Dari sisi investasi, AS juga termasuk lima besar negara asal PMA ke Indonesia dengan realisasi US$0,8 miliar di kuartal III-2025. Tahun lalu, total investasi AS mencapai US$3,7 miliar. Pulihnya stabilitas fiskal di AS bisa meningkatkan kembali keyakinan investor Amerika untuk menanam modal di sektor manufaktur, energi, dan teknologi di Indonesia.
3. Arus Modal ke Pasar Keuangan Indonesia
Meredanya ketidakpastian fiskal AS memberi kejelasan baru bagi pasar global. Dengan kondisi yang lebih stabil, investor institusional berpotensi mengalihkan dana ke aset berisiko di negara berkembang, termasuk Indonesia. Jika imbal hasil obligasi AS turun dan volatilitas global mereda, pasar saham dan obligasi RI bisa kembali kebanjiran modal asing.
Singkatnya, berakhirnya shutdown AS bukan hanya kabar baik bagi Washington, tapi juga membuka peluang penguatan rupiah, ekspor, dan investasi di tanah air.
China Industrial Production YoY & China Retail Sales YoY
Hari ini, dua data penting akan diisi oleh rilis data borongan dari China, yang pertama adalah Produksi Industri (Industrial Production) untuk Oktober.
Data ini mencerminkan kesehatan sektor manufaktur dan pabrik di China. Pada periode September, data ini tampil sangat kuat di 6,5% YoY, jauh melampaui konsensus 5,0%. Namun, konsensus pasar untuk Oktober memperkirakan adanya moderasi atau perlambatan ke level 5,6% YoY.
Produksi Industri adalah potret sisi supply (penawaran) dari ekonomi China. Data yang kuat di September menunjukkan bahwa stimulus yang digelontorkan Beijing ke sektor manufaktur mulai berjalan. Bagi Indonesia, data ini sangat vital.
Jika Produksi Industri Oktober berhasil mengalahkan ekspektasi (misalnya, tetap di atas 6,0%), ini adalah kabar baik. Ini berarti permintaan dari pabrik-pabrik China terhadap bahan baku mentah akan tetap kencang. Ini adalah katalis positif langsung bagi emiten-emiten komoditas andalan Indonesia di IHSG, seperti batu bara, nikel, dan logam dasar lainnya.
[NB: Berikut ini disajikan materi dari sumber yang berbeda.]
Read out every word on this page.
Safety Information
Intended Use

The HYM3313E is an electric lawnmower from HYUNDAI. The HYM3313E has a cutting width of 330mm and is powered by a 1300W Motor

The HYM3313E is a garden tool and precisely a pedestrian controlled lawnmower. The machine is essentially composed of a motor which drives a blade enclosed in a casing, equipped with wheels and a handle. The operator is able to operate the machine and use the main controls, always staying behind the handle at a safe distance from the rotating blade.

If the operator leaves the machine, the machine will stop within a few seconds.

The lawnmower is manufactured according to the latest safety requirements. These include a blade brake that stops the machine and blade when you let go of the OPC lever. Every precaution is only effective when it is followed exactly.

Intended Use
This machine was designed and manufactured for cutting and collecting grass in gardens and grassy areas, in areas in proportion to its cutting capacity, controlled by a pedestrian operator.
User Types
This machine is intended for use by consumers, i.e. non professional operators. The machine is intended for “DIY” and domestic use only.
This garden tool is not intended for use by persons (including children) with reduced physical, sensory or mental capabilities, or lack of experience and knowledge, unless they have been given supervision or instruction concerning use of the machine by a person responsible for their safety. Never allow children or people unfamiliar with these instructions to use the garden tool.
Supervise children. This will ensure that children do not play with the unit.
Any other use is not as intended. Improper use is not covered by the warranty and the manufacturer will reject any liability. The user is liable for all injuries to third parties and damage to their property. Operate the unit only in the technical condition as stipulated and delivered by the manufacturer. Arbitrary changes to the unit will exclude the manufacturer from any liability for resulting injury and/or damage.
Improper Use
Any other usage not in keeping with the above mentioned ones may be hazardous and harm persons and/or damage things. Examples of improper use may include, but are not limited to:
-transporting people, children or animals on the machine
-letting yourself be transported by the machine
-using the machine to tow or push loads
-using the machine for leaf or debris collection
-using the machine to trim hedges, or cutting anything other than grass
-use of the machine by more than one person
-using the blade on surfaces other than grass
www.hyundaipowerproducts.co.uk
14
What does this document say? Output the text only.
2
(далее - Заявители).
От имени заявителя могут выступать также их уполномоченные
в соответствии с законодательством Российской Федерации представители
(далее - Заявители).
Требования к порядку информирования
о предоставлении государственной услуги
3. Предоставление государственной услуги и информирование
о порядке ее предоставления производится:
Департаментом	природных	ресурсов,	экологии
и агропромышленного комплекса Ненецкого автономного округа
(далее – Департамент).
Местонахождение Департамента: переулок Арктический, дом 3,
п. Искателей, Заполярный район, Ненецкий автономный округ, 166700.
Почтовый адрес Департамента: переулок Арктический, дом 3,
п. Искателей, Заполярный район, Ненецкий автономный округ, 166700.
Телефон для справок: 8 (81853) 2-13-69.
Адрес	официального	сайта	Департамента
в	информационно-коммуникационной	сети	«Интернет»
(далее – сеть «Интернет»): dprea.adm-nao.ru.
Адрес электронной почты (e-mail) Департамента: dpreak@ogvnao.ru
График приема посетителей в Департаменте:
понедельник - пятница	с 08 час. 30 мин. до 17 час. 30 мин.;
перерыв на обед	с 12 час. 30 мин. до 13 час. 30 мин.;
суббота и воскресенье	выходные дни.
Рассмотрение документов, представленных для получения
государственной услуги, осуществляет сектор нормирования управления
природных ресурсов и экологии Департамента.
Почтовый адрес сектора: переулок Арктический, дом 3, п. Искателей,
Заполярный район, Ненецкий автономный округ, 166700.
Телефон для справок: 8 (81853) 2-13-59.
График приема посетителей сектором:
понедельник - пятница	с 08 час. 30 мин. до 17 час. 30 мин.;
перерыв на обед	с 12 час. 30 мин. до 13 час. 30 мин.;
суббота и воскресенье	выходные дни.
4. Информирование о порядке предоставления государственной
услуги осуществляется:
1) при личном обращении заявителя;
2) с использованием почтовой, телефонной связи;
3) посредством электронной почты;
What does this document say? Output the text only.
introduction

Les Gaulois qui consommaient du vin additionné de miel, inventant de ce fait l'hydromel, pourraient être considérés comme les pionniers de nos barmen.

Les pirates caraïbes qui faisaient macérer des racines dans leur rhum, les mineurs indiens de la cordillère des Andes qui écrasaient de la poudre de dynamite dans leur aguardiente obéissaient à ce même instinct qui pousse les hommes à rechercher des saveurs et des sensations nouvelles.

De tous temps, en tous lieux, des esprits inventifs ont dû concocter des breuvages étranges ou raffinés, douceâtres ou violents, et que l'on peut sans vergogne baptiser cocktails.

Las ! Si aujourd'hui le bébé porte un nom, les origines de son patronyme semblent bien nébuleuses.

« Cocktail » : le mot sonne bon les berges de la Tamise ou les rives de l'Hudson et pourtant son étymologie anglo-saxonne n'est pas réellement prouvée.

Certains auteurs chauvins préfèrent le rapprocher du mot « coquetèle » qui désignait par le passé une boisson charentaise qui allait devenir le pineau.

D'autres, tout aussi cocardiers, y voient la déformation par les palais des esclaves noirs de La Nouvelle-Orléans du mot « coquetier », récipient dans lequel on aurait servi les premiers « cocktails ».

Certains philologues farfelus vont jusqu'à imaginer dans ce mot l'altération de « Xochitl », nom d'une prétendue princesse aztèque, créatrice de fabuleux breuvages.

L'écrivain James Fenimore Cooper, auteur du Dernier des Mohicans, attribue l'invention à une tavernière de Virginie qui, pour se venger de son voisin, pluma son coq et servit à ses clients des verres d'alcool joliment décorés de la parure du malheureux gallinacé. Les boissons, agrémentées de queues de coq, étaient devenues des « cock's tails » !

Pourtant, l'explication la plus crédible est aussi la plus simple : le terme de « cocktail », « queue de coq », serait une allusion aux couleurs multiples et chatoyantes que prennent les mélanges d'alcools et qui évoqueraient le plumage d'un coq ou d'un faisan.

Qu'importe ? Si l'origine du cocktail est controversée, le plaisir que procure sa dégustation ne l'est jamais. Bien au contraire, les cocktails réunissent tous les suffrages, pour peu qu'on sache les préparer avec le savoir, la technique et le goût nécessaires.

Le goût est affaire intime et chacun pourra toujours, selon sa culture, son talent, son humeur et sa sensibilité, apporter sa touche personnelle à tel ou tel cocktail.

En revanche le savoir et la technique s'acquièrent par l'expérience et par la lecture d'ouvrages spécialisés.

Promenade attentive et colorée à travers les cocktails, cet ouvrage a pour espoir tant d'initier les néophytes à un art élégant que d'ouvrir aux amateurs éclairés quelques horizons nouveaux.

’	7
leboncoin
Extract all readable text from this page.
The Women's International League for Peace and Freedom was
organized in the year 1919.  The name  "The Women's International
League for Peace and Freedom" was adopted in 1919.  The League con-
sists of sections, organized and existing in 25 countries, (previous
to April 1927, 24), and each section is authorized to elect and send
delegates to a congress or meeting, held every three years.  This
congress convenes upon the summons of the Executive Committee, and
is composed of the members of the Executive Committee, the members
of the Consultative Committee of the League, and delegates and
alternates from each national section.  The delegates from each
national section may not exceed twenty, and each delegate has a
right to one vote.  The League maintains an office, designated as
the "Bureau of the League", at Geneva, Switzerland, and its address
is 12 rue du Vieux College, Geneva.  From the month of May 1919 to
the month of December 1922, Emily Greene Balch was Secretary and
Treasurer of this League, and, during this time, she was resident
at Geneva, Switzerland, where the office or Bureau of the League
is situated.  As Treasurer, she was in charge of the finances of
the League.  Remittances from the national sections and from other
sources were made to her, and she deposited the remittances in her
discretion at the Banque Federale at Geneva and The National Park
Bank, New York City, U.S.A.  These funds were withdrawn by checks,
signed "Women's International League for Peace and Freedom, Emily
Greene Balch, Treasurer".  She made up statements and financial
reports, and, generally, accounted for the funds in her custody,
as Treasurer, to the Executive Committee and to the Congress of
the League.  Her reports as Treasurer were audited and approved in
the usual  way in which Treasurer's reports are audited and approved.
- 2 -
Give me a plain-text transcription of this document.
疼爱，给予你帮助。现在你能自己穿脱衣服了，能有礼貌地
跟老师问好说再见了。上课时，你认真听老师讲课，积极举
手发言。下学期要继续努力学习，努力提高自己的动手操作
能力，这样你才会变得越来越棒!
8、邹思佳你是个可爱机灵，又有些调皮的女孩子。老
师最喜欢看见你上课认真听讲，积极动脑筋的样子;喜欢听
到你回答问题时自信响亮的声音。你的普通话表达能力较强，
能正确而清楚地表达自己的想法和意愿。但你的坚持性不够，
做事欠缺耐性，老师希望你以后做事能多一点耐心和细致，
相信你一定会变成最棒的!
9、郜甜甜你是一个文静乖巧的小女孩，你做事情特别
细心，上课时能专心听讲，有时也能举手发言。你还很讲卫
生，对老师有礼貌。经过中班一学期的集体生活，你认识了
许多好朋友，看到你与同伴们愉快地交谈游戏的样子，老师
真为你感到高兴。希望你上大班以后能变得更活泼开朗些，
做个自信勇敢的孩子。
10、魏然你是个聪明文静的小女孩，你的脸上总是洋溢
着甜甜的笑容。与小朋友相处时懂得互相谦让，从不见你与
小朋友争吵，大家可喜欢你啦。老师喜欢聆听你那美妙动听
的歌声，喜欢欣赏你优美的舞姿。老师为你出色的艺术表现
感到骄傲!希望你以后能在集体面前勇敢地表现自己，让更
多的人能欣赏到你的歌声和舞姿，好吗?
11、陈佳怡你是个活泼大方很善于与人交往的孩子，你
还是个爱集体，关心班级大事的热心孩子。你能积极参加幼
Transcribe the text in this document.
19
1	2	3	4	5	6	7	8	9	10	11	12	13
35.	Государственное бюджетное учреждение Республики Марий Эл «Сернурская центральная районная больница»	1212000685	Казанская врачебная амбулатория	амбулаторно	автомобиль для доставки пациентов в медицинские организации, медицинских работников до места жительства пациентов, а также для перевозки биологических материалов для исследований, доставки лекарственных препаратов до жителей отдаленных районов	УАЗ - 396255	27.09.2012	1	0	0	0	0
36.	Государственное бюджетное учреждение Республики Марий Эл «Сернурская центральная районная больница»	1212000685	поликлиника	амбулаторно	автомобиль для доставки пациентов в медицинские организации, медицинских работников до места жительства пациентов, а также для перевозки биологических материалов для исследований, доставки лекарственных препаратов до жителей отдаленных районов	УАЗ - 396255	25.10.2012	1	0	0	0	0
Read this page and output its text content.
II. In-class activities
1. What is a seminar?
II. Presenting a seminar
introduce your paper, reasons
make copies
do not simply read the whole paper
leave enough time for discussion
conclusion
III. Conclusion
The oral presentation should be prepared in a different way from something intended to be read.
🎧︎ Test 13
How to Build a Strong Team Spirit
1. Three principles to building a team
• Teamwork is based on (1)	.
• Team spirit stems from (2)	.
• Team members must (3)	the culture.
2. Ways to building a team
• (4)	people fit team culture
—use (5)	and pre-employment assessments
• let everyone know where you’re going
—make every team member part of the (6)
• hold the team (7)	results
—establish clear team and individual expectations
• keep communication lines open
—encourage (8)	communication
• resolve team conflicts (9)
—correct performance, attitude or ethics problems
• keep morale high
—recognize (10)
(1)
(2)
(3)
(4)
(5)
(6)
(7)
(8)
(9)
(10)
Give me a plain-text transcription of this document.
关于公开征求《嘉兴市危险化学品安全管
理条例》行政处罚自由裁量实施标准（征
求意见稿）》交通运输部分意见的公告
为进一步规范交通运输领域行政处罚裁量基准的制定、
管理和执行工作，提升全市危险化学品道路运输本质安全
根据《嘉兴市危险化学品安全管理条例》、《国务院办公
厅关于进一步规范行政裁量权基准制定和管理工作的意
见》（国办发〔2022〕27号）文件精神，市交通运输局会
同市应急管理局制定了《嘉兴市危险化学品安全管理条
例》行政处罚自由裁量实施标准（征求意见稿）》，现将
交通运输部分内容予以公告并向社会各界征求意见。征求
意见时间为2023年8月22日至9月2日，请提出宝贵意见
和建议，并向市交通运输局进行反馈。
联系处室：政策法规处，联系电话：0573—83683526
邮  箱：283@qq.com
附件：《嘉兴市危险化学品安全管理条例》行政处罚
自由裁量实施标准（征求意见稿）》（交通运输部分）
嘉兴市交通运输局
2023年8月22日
Namun, jika data ini meleset dari perkiraan, harga komoditas berisiko terkoreksi.
Data kedua dari China adalah Penjualan Ritel (Retail Sales), yang akan dirilis bersamaan. Ini adalah kebalikan dari Produksi Industri; data ini mengukur sisi demand (permintaan) alias konsumsi domestik masyarakat China.
Sementara produksi industrinya kuat, penjualan ritel September tumbuh sangat loyo di 3,0% YoY, menandai pertumbuhan terlemah sejak November 2024. Ini menunjukkan konsumen China masih menahan belanja dan lebih memilih menabung.
Inilah tantangan ekonomi China saat ini yaitu ketidakseimbangan antara supply yang kuat dan demand yang lemah. Pelaku pasar akan mengamati apakah konsumen China mulai membaik di bulan Oktober.
Pemangkasan Suku Bunga The Fed Menjauh?
Chairman The Federal Reserve (The Fed) Jerome Powell pada rapat bulan lalu mengatakan bahwa pemangkasan suku bunga Desember belum menjadi sesuatu yang pasti.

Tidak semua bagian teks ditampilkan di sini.